Ist die Einführung der Unisex-Tarife Abzocke?

Am 21.12.2012 war Schluss mit der geschlechtsspezifischen Kalkulation von Versicherungsbeiträgen im Personen- und Sachbereich. Drei Wochen nach der Umstellung diskutieren Verbraucherschützer und Experten: Alles nur Abzocke und auf dem Rücken der Verbraucher ausgetragen oder gibt es triftige Gründe für die Beitragserhöhungen?
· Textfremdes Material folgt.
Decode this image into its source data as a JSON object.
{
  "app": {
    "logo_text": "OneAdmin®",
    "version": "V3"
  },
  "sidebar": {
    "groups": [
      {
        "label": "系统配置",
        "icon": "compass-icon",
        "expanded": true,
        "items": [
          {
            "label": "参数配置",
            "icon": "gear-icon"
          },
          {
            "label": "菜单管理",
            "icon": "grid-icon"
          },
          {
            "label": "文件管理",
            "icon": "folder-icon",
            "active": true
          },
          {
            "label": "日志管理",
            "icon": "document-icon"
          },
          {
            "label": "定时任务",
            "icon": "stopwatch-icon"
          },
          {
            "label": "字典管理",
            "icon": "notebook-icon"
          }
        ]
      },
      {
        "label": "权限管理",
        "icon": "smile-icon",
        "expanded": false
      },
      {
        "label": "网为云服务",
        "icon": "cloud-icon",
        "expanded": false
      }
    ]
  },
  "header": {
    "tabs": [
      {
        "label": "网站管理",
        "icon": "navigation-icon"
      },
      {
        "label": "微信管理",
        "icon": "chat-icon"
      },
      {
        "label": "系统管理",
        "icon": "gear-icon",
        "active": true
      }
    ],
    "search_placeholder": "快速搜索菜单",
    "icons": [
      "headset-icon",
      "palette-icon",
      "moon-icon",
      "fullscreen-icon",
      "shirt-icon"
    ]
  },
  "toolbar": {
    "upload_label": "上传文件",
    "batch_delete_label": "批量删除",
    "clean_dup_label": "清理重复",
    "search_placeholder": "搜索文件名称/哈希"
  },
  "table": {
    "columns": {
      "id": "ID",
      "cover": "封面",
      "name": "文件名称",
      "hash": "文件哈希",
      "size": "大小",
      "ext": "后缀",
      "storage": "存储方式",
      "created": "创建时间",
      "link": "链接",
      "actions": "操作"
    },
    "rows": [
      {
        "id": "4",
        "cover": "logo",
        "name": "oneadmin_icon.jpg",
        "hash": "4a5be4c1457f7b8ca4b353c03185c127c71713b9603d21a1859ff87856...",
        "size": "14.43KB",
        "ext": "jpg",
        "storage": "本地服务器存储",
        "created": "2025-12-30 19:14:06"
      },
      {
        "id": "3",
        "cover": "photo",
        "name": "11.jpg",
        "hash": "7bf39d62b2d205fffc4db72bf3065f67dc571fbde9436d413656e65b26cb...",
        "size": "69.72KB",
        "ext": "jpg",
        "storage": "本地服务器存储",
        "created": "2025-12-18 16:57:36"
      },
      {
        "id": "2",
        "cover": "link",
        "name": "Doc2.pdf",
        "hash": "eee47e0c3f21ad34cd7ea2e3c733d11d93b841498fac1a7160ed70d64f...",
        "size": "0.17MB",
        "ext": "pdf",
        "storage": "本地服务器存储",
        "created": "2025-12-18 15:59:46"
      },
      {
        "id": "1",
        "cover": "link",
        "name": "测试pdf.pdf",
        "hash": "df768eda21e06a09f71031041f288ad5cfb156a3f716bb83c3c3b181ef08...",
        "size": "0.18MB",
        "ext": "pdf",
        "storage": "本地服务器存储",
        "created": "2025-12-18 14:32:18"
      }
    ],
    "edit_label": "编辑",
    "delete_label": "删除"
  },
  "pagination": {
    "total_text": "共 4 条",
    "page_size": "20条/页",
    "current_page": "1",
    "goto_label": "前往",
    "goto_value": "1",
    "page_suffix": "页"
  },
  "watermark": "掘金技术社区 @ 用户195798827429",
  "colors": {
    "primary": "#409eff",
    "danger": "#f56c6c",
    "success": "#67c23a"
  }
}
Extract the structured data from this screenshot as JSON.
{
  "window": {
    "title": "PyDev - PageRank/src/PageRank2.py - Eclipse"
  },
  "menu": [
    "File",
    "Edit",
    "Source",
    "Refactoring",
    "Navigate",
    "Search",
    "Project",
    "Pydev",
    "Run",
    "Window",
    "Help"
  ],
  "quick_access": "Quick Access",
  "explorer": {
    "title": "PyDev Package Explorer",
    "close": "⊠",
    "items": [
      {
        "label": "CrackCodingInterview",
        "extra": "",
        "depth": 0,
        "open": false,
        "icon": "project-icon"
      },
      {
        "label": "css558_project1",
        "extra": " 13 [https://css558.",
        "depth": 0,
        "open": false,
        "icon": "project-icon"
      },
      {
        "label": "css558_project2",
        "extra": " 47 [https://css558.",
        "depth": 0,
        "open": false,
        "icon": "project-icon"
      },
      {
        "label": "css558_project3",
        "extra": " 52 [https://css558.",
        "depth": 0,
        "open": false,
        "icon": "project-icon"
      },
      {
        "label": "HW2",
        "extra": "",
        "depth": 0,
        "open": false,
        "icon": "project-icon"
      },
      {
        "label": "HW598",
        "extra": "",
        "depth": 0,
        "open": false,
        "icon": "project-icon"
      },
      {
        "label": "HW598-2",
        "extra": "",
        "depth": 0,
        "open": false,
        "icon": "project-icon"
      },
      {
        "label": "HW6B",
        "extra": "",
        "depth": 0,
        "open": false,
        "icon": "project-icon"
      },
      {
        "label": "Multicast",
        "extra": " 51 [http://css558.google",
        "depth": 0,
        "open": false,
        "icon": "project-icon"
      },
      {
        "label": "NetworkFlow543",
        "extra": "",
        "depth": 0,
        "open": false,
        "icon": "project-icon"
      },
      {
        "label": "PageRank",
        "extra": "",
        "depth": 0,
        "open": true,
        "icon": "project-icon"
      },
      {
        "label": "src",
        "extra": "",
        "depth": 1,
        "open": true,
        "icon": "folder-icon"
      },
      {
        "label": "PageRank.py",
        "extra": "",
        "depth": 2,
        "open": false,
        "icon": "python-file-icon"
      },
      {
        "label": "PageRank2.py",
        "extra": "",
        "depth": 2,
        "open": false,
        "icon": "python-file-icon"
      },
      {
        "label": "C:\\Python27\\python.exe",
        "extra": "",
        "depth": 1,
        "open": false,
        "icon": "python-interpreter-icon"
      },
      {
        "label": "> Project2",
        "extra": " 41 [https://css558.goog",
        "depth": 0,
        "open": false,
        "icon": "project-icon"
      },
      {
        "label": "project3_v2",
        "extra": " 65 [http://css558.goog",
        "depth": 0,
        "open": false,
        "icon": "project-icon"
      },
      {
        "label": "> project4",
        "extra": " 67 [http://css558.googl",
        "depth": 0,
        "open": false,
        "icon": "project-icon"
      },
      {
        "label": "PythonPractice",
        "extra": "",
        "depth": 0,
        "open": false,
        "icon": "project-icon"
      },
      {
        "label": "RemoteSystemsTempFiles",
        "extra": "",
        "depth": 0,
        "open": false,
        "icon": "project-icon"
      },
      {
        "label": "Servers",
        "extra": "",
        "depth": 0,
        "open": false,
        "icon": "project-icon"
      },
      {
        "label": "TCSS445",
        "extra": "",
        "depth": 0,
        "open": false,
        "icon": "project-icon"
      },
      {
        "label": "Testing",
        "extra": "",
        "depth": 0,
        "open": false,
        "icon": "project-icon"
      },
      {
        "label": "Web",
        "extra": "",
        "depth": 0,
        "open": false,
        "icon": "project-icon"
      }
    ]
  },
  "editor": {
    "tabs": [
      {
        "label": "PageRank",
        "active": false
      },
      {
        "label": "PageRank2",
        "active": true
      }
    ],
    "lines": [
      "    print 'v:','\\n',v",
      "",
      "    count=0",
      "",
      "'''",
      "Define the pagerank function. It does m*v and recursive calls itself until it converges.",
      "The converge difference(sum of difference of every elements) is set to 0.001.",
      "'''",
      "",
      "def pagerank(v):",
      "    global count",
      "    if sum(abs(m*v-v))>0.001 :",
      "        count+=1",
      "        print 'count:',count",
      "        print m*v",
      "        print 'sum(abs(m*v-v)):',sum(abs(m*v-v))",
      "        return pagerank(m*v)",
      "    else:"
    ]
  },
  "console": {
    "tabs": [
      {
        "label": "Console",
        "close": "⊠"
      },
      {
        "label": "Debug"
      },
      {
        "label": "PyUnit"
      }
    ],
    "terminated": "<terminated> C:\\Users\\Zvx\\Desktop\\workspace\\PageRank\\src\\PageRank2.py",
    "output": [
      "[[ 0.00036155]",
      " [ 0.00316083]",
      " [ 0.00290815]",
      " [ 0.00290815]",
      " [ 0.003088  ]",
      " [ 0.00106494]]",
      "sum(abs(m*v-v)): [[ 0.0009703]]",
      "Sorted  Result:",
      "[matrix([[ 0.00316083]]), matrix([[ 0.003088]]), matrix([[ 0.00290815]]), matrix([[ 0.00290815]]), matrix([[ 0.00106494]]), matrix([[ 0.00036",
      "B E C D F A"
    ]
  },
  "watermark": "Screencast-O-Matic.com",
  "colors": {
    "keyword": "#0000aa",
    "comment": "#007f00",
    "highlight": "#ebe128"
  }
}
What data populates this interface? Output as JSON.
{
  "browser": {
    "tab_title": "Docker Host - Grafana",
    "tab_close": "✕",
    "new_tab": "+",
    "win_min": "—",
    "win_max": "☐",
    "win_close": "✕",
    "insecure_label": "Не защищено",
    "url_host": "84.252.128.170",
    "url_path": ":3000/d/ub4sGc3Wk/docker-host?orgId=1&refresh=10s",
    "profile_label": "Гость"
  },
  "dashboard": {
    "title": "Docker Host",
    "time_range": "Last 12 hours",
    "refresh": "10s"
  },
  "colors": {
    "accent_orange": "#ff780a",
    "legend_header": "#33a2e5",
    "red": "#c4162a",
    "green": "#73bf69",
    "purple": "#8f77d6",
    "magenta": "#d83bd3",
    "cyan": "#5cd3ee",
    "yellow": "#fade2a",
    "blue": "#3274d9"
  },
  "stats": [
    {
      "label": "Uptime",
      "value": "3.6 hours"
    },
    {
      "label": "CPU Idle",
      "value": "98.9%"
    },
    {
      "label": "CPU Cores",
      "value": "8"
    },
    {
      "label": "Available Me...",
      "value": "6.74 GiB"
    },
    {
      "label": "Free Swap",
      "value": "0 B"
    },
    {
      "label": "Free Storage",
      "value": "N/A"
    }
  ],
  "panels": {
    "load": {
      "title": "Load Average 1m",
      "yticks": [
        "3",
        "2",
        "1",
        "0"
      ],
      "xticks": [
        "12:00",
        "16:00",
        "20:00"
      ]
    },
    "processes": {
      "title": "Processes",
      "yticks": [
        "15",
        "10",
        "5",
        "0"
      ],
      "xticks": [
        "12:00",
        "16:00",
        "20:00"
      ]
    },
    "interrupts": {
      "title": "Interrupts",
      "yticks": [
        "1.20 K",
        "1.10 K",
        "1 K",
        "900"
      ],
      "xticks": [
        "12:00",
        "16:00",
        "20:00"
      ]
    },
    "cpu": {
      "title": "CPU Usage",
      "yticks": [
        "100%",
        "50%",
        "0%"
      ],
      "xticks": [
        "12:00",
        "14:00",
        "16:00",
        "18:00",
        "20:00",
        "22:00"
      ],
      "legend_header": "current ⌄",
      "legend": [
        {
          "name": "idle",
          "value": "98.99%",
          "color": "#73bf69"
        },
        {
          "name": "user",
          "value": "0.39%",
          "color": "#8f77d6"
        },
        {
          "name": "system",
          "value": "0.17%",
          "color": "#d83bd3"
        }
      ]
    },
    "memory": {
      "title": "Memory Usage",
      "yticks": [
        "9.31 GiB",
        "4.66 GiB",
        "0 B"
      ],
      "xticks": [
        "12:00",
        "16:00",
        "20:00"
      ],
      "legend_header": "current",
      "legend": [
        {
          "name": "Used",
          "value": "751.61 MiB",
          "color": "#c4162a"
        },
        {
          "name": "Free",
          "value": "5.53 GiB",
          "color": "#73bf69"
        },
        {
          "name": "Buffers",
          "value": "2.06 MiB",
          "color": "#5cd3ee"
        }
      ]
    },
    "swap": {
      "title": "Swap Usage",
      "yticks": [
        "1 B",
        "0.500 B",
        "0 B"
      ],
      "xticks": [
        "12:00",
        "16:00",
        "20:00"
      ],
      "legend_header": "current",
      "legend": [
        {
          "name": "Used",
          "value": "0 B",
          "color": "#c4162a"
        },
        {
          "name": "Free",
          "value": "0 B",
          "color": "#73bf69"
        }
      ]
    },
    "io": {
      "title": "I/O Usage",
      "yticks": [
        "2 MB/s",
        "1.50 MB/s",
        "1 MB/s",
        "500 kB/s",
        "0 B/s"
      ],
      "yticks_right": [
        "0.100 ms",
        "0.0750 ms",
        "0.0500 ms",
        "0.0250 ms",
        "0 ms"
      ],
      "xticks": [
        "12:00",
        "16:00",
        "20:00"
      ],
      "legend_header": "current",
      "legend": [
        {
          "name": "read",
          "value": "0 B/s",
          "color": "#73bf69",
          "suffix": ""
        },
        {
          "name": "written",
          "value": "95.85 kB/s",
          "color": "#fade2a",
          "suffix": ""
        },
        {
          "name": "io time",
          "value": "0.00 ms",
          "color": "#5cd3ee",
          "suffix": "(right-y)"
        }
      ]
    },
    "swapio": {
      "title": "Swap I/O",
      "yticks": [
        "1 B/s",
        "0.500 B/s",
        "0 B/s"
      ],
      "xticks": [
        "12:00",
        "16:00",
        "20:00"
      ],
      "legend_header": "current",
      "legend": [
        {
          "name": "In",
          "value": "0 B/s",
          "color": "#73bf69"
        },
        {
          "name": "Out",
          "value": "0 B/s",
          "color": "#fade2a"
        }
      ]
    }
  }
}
Wie unter anderem Stern.de“ heute berichtete, empören sich Verbraucherschützer über den Umgang der privaten Krankenversicherer mit der Einführung der Unisex-Tarife. „Die Unisex-Tarife werden eklatant und krass zu Lasten der Versicherten umgesetzt“, äußerte sich der Vorsitzende des Bundes der Versicherten, Axel Kleinlein, gegenüber der „Frankfurter Rundschau“. Es sei eine „ausgemachte Unverschämtheit, dass drei Wochen nach Einführung der neuen Tarife Männer zwar deutlich mehr zahlen müssen als zuvor, Frauen aber nicht oder kaum weniger.“, schreibt das Blatt weiter. Doch ist das die einzige Wahrheit und ist Unisex wirklich nur „die reinste Abzocke“?

Die Fakten

Klar ist: In den seltensten Fällen sind die Beiträge für Frauen günstiger geworden. Im Regelfall zahlen nun beide – also Frauen und Männer – mehr.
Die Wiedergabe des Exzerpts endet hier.